Cécile
écrit à




L'Impératrice Sissi






Votre mariage




Comment était votre vie avec François-Joseph? Était-il gentil avec vous, était-ce un bon mari?

Cécile

Bonjour Cécile,
 
Franz a toujours été «gentil» et un bon mari, surtout selon les critères des mariages royaux qui sont souvent si froids... Comme notre mariage en était un d'inclination et non un mariage arrangé, il a toujours eu pour moi une tendresse et des égards que bien des épouses de la noblesse n'ont jamais pu imaginer obtenir de leur mari. Cependant, il a toujours fait passer son devoir d'empereur en premier. Je ne peux le lui reprocher, il a été élevé par sa mère dans cette unique perspective, sa jeunesse s'étant déroulée en prévision du poste qu'il allait occuper un jour, et le temps qu'il envisageait consacrer à une épouse ne correspondait pas du tout à l'idée que je me faisais de vivre avec mon époux.
 
Tous nos différends sont venus de là: je voulais vivre avec lui.

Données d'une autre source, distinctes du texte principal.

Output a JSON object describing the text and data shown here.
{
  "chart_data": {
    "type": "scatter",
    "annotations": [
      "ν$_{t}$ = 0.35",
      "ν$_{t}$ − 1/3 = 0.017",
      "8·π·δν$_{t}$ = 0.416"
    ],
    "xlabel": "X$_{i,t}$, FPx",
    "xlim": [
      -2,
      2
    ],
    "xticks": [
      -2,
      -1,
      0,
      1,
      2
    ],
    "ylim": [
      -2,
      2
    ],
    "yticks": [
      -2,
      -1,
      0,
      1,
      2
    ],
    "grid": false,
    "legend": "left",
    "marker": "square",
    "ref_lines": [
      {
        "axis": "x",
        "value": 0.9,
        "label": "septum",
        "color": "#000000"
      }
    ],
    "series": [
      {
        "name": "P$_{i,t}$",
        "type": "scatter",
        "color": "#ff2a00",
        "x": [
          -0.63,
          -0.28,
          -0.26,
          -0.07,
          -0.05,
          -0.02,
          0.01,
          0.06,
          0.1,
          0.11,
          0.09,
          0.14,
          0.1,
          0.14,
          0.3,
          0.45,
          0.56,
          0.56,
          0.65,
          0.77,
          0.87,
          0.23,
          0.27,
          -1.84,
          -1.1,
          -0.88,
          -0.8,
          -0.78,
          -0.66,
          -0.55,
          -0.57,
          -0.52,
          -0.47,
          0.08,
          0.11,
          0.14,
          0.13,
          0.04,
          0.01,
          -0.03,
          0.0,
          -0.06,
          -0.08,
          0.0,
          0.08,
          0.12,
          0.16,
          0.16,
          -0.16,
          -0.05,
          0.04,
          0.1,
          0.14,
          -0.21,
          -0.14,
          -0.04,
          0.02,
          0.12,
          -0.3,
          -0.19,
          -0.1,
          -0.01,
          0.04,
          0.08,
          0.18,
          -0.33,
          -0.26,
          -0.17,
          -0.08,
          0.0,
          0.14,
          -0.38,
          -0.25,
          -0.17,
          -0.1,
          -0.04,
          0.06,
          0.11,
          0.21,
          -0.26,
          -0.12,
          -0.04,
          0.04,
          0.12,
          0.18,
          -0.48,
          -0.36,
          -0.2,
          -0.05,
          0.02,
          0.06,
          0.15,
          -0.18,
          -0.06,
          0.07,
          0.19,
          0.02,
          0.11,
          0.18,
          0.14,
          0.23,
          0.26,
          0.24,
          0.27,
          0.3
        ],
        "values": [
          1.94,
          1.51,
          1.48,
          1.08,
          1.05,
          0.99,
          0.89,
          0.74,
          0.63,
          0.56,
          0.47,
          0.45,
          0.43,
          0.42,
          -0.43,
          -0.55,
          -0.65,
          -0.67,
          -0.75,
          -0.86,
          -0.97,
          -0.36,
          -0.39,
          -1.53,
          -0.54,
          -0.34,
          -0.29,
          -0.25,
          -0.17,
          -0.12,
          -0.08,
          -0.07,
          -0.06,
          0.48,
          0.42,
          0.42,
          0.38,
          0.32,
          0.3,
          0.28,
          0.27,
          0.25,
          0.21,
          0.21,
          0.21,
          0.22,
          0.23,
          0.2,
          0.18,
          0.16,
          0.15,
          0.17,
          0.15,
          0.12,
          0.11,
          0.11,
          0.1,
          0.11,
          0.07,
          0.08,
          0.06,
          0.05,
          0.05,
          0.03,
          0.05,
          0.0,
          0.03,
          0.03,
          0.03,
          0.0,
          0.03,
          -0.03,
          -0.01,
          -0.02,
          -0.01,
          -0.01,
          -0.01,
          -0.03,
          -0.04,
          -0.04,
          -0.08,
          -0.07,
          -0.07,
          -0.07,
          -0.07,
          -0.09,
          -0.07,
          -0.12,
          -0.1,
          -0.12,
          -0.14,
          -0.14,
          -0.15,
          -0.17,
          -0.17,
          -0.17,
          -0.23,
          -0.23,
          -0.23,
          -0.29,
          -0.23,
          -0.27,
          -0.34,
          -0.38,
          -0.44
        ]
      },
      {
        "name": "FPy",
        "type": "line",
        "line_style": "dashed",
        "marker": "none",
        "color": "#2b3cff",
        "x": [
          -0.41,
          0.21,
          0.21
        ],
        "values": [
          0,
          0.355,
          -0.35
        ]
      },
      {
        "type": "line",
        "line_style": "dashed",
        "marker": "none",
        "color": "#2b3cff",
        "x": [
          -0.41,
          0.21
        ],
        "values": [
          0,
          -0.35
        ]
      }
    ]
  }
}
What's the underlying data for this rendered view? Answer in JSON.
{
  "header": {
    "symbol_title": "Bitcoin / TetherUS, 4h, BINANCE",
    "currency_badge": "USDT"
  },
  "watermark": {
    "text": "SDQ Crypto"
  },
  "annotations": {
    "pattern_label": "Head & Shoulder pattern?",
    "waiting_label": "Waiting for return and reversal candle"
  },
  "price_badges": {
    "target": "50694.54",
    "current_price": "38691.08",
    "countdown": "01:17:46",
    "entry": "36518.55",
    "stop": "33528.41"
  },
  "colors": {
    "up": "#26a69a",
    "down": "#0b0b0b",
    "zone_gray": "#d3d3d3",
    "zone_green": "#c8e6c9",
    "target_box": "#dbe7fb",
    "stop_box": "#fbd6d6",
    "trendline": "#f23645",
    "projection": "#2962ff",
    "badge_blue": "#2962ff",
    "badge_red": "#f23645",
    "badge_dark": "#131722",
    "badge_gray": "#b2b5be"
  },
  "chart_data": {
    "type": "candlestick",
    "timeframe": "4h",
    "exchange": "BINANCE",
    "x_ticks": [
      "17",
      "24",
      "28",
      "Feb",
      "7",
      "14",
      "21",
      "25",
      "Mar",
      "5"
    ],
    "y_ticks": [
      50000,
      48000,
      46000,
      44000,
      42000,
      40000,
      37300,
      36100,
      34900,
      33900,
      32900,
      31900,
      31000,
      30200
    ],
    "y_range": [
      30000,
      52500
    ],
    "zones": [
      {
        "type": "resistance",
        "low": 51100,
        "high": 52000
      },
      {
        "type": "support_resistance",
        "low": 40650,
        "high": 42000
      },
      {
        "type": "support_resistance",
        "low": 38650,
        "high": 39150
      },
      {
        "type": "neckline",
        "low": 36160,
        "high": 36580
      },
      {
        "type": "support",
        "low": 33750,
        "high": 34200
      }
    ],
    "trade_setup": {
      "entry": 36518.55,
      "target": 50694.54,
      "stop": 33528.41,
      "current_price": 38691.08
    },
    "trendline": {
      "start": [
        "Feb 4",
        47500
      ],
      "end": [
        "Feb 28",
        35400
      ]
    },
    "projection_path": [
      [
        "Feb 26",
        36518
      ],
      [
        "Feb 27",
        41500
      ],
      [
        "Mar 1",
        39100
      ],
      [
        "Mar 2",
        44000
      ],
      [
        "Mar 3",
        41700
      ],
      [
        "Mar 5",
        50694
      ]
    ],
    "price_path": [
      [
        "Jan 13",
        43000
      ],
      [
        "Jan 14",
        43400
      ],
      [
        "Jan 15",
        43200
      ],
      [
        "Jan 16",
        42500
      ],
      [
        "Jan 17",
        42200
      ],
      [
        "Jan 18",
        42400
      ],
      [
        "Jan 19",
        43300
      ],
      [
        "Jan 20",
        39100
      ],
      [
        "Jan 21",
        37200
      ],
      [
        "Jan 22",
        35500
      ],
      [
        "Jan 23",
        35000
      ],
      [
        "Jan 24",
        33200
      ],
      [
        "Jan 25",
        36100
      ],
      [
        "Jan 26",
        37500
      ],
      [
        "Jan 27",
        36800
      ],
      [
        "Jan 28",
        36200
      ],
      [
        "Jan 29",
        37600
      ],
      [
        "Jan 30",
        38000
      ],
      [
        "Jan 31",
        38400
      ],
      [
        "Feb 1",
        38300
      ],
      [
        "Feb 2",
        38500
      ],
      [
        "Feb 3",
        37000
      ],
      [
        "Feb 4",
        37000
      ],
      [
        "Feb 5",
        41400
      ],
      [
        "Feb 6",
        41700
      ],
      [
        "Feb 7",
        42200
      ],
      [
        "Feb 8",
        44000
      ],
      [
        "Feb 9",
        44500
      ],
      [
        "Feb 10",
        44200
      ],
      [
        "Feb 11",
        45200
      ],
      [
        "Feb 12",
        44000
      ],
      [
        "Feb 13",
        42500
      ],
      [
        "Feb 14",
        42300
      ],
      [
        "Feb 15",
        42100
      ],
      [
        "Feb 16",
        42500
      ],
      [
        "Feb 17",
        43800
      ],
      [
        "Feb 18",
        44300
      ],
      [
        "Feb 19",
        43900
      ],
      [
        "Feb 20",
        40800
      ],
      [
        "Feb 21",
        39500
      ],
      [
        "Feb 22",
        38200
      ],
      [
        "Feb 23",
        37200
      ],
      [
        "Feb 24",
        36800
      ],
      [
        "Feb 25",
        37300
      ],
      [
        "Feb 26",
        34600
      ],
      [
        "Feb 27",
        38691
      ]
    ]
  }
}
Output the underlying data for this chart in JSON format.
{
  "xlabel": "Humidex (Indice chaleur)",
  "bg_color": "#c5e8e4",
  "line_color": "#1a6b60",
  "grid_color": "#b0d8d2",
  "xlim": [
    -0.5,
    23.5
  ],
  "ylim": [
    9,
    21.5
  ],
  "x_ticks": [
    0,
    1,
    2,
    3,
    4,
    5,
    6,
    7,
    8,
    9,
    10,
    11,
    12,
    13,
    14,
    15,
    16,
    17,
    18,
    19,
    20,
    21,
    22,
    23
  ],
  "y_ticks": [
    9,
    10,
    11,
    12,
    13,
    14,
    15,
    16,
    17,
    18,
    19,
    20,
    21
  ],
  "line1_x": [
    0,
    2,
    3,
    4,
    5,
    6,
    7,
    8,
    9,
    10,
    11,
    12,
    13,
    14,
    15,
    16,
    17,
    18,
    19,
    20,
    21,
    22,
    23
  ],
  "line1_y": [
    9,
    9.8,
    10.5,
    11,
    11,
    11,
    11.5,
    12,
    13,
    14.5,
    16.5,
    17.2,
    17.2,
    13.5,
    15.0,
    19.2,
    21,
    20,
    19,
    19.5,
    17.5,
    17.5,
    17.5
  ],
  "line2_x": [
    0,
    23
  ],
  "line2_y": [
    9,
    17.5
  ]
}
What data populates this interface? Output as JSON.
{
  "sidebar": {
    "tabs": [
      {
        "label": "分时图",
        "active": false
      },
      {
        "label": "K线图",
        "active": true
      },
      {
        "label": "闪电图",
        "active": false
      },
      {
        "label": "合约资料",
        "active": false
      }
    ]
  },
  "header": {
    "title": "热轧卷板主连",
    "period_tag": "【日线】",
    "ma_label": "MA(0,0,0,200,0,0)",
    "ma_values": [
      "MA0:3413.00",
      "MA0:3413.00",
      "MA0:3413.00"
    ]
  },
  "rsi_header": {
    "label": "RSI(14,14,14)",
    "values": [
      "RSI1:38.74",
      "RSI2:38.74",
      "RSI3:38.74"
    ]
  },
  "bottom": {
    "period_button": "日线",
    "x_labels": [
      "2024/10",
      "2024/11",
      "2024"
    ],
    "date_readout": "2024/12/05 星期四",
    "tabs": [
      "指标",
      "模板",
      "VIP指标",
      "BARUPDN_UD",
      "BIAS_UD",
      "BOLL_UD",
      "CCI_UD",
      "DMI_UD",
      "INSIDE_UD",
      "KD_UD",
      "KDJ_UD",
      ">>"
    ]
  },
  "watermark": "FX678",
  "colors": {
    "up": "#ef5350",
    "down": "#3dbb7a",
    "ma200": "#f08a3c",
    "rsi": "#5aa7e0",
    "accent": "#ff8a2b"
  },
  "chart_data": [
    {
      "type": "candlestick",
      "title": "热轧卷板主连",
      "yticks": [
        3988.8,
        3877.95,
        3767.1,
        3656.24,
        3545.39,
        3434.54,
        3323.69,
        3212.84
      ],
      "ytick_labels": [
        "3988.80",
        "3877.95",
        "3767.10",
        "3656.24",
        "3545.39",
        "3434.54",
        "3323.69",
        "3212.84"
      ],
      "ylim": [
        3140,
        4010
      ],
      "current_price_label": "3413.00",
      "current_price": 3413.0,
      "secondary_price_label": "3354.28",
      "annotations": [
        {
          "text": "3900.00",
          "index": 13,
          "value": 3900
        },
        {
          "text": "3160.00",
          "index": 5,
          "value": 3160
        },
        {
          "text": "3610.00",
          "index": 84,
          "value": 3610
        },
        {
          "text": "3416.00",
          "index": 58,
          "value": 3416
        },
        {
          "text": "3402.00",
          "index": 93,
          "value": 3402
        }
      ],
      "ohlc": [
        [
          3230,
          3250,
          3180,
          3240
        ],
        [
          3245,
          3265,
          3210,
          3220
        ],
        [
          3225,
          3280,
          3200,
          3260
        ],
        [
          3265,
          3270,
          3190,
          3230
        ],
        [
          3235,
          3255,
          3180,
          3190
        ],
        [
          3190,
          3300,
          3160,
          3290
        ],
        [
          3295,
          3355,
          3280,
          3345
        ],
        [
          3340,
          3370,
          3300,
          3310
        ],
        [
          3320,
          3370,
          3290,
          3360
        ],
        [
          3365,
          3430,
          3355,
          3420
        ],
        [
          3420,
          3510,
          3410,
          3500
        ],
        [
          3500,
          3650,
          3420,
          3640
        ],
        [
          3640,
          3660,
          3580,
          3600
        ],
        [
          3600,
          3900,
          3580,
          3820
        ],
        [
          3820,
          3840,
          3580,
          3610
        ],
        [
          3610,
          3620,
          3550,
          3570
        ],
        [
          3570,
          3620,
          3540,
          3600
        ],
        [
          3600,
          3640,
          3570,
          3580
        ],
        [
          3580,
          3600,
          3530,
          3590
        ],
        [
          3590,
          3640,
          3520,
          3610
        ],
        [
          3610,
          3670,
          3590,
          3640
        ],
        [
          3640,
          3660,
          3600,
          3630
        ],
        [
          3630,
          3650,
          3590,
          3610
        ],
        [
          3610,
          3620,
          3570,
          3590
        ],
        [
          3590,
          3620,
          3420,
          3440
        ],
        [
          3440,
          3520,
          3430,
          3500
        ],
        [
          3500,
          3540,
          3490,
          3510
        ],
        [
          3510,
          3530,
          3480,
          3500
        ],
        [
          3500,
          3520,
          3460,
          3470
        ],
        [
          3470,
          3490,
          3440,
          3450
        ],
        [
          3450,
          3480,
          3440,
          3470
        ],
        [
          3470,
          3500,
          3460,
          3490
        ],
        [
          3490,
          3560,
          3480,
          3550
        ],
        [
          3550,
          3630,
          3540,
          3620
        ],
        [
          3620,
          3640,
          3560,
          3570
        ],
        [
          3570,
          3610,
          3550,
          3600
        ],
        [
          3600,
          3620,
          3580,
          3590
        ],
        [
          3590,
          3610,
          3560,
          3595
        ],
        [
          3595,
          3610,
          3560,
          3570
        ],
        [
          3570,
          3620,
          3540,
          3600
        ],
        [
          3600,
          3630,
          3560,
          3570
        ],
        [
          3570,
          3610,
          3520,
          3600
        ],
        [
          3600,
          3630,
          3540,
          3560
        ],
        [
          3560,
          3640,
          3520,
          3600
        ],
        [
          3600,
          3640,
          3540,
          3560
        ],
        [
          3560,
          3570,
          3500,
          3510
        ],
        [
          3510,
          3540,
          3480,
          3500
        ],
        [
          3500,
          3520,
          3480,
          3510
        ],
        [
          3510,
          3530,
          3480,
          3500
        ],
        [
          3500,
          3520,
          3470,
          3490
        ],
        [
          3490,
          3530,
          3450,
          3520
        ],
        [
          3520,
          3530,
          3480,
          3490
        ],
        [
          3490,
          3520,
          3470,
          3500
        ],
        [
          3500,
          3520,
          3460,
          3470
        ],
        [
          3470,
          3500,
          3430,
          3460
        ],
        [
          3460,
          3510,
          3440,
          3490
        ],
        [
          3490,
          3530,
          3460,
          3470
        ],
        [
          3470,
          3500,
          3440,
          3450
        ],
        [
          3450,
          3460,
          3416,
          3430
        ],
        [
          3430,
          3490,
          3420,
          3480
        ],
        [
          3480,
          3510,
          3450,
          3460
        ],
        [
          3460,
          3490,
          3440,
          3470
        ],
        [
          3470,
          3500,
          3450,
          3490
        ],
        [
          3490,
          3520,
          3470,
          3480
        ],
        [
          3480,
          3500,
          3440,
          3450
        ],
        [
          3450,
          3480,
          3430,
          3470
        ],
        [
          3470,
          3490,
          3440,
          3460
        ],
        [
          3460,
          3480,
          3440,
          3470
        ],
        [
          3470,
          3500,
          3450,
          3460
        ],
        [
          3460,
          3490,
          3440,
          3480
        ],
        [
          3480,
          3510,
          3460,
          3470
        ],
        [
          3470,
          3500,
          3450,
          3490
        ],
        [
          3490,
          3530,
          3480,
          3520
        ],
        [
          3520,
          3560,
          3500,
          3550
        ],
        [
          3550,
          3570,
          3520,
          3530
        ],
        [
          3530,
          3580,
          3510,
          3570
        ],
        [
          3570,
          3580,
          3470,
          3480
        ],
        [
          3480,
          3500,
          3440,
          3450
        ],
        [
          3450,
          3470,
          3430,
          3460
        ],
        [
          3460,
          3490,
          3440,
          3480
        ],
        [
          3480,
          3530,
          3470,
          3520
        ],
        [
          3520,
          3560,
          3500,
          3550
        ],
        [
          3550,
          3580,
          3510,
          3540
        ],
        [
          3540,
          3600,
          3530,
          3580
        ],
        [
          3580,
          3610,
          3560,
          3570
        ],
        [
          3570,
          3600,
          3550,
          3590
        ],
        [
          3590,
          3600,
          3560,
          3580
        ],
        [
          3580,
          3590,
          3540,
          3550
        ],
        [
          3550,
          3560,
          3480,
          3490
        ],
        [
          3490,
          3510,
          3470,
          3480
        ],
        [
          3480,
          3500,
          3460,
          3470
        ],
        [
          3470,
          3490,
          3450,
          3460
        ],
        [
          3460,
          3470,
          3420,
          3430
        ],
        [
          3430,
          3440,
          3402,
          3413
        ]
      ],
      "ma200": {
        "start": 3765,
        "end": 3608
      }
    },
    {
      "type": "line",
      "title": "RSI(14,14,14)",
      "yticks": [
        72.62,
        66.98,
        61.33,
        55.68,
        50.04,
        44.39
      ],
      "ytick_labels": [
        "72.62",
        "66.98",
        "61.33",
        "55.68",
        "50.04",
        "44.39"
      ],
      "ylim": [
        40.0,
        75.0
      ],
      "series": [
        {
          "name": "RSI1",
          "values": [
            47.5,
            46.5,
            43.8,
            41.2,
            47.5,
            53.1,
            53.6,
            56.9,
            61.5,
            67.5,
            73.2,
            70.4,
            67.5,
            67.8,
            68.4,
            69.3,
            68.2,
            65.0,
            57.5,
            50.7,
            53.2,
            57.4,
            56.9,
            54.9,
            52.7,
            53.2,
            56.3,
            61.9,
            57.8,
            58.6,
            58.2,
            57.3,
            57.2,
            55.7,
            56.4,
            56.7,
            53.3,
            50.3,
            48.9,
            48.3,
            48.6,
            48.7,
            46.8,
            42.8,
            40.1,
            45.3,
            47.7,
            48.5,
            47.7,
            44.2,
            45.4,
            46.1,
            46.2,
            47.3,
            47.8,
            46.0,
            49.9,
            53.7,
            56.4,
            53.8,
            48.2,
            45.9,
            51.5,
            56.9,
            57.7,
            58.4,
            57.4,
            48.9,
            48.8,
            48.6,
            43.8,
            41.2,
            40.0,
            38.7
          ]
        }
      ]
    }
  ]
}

Malheureusement, son sens du devoir, son respect pour l'étiquette, inculqué par sa mère, lui ont fait faire des gestes envers moi qui, s'ils n'étaient inspirés par aucune cruauté ou méchanceté, m'ont tout de même fait très mal et m'ont peu à peu détachée de lui. Il trouvait normal, par exemple, que nos enfants soient confiés à sa mère plutôt qu'à moi. Il acceptait l'idée que notre devoir d'empereur et d'impératrice ne me permettrait pas de m'occuper quotidiennement de mes enfants, comme je le désirais tant. Il repoussait toutes mes idées, me traitant comme une enfant irresponsable, et il m'obligeait, comme sa mère, à me «produire» constamment, comme une actrice ou un objet de vitrine, alors qu'il savait à quel point le fait de côtoyer tous ces étrangers et être examinée comme une bête curieuse me rendait malade...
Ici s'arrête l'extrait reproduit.